La leggenda di S. Martino, l’estate di S. Martino: cibi e tradizioni.

L’estate di S. Martino Libri. Jpg

L’estate di S.Martino è un particolare momento dell’anno in cui dopo il primo freddo invernale si verifica una condizione climatica caratterizzata da temperature più miti. Un tempo infatti era tradizione comune durante questo periodo, soprattutto negli ambienti agricoli, concludere i contratti di scambio oppure traslocare. Inoltre, durante questa ricorrenza si assaggiava il vino novello per valutare se stava venendo buono. Tutte queste tradizioni legate al periodo sono però collegate alla leggenda di S. Martino di Turs e al suo mantello. La leggenda, narra infatti che quest’ultimo durante un viaggio si imbattè in tre mendicanti. Questi ultimi viste le avverse condizioni climatiche erano totalmente infreddoliti. Quindi Martino di Turs divise il suo mantello per i tre. Subito dopo aver compiuto quest’opera di bene, il cielo si rasserenò e la temperatura tornò mite. Narrate le tradizioni legate all’estate di S. Martino andiamo a vedere ora, quali erano i cibi della tradizione del periodo indicato quasi del tutto scomparsi.

L’oca di San Martino. L’estate di S.Martino: cibi e tradizioni da raccontare.

L’estate di S. Martino Oca arrosto. jpg
oca arrosto piatto tipico del giorno di San Martino.

Abbiamo quindi osservato che il lasso di tempo dell’estate di S. Martino è una fase caratterizzata da tempo mite. Ovviamente come ogni ricorrenza o tradizione che si rispetti anche questa giornata aveva il suo piatto tipico. Infatti, era usanza, anche nel Polesine, mangiare l’oca durante questo giorno. Questa usanza è stata riscontrata anche nel libro Il Fuoco il piatto e la parola in cui, viene spiegato come l’oca venisse mangiata in questa speciale ricorrenza perché ritenuta un cibo nobile.

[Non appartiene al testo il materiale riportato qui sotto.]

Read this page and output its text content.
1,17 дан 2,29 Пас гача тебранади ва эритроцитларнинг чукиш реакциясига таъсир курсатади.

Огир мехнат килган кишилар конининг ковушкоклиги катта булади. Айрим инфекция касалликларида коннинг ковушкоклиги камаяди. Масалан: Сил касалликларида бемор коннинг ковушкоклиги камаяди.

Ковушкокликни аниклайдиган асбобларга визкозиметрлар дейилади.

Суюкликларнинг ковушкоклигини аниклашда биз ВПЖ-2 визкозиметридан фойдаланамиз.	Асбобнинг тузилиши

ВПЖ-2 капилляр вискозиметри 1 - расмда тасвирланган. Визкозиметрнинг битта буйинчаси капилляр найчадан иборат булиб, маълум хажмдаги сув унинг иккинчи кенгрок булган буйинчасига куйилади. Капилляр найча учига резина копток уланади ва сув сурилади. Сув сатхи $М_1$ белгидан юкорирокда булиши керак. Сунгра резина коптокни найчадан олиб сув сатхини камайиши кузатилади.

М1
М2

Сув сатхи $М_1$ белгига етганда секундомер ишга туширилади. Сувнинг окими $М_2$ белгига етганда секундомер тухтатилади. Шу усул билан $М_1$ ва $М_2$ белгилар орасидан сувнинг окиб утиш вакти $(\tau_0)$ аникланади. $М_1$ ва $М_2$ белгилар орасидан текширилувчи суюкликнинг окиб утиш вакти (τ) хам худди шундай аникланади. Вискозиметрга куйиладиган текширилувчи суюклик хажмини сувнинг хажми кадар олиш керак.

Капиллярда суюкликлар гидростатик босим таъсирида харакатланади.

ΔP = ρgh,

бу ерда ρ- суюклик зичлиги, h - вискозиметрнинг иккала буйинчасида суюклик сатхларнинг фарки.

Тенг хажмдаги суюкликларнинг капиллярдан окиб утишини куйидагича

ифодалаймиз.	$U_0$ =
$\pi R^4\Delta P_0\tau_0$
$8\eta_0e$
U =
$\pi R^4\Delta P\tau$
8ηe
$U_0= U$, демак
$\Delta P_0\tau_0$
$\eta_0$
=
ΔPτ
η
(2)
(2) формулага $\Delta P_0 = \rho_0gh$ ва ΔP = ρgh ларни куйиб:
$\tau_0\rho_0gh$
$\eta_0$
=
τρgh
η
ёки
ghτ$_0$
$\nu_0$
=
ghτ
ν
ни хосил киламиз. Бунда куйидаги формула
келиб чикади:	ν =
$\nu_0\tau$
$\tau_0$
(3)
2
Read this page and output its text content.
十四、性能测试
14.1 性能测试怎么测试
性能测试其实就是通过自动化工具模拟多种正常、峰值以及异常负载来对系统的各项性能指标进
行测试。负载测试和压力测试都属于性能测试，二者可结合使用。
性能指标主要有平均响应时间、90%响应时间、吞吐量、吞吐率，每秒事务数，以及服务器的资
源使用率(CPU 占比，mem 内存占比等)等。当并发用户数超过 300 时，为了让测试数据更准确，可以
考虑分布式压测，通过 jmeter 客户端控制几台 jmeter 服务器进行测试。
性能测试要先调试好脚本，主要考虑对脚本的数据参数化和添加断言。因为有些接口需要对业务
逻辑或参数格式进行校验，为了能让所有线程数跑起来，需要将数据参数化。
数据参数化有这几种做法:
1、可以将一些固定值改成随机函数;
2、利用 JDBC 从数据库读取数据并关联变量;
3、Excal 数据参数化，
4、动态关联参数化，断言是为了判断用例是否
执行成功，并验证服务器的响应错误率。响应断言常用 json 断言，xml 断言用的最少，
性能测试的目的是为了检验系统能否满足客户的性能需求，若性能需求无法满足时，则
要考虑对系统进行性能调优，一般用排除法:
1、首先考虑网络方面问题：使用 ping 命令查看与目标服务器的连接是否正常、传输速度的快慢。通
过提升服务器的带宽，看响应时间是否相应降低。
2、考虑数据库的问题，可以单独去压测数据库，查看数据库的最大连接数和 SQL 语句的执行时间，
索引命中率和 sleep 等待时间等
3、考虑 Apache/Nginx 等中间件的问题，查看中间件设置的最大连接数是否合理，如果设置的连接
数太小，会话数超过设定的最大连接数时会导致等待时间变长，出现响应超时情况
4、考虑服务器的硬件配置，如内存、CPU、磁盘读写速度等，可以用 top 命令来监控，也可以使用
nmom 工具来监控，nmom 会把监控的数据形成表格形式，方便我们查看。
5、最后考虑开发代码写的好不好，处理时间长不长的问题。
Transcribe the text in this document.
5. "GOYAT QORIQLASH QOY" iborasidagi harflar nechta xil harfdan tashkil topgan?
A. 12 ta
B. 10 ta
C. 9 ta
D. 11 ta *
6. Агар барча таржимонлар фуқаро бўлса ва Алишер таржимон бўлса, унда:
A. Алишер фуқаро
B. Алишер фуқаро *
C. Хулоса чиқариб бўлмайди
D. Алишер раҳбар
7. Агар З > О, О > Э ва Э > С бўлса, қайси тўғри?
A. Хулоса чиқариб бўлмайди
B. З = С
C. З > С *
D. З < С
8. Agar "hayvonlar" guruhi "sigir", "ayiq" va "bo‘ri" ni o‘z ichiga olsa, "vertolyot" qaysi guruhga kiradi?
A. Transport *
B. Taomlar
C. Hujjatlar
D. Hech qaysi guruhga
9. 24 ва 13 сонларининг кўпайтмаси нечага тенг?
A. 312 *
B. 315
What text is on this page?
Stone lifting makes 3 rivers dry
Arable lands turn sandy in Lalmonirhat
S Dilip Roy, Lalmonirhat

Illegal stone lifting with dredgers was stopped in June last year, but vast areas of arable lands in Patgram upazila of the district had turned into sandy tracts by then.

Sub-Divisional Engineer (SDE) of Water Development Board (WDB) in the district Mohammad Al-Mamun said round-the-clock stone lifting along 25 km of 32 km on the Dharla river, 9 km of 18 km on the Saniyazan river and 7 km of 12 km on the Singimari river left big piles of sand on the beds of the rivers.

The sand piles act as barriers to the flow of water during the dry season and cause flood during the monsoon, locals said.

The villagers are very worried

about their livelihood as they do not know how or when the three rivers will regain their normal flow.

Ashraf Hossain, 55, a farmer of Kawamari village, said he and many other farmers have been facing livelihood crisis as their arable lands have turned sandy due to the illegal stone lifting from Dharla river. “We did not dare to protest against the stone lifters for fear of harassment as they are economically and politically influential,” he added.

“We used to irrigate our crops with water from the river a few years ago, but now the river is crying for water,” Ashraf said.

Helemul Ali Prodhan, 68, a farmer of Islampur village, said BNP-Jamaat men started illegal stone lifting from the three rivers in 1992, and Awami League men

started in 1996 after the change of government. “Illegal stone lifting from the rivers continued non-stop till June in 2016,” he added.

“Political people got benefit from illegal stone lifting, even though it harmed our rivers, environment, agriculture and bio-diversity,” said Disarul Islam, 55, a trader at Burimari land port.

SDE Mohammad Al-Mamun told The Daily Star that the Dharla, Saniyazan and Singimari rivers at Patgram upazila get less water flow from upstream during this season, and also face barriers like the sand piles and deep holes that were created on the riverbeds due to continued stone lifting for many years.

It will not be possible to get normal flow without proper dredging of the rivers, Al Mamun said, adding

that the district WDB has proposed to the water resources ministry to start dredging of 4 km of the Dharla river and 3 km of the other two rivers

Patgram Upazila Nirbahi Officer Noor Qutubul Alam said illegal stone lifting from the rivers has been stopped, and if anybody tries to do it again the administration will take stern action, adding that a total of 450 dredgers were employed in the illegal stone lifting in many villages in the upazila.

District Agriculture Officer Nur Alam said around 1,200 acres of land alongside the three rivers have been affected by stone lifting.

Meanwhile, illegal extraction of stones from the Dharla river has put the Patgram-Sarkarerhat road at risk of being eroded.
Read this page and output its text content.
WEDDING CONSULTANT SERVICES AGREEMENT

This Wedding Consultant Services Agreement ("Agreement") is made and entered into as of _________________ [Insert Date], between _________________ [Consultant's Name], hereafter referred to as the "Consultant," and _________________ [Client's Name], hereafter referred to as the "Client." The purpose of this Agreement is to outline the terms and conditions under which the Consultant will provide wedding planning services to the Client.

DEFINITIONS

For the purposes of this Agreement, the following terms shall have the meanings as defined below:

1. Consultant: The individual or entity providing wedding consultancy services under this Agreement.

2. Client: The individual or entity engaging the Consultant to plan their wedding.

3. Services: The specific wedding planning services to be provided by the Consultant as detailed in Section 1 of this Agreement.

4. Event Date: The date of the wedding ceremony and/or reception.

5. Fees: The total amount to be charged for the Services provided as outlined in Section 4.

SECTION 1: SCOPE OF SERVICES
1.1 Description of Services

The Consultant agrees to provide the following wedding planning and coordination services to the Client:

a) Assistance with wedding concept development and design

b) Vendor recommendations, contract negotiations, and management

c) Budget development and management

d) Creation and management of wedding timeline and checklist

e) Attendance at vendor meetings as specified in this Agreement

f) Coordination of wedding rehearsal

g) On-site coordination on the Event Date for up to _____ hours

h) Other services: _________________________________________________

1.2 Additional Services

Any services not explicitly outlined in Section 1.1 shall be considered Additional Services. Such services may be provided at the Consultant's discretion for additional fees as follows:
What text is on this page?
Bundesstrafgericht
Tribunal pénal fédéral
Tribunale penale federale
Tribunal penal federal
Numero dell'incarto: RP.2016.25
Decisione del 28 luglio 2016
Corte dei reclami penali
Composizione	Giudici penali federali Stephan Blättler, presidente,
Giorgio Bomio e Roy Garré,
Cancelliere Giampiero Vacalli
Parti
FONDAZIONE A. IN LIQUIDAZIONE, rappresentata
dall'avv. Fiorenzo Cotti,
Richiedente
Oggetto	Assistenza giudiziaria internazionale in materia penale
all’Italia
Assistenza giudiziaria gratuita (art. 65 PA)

L’oca e la sua simbologia nascosta

L’estate di S. Martino Oche, piatto tipico dell'estate di S. Martino tra cibi e tradizoni. jpg

In realtà questa usanza dell’oca arrosto, poi accumunata ad una ricorrenza cristiana; si pensa derivi da credenze ben più antiche. Molti studiosi sostengono che l’usanza dell’oca derivi dal fatto che questa ricorrenza di S. Martino si sia sovrapposta all’antico capodanno celtico. Per i Celti infatti l’oca era un animale sacro che veniva spesso addomesticato. Quindi si ipotizza che sia questo il possibile motivo per cui la giornata in particolare di S. Martino appena trascorsa si consumi proprio l’oca.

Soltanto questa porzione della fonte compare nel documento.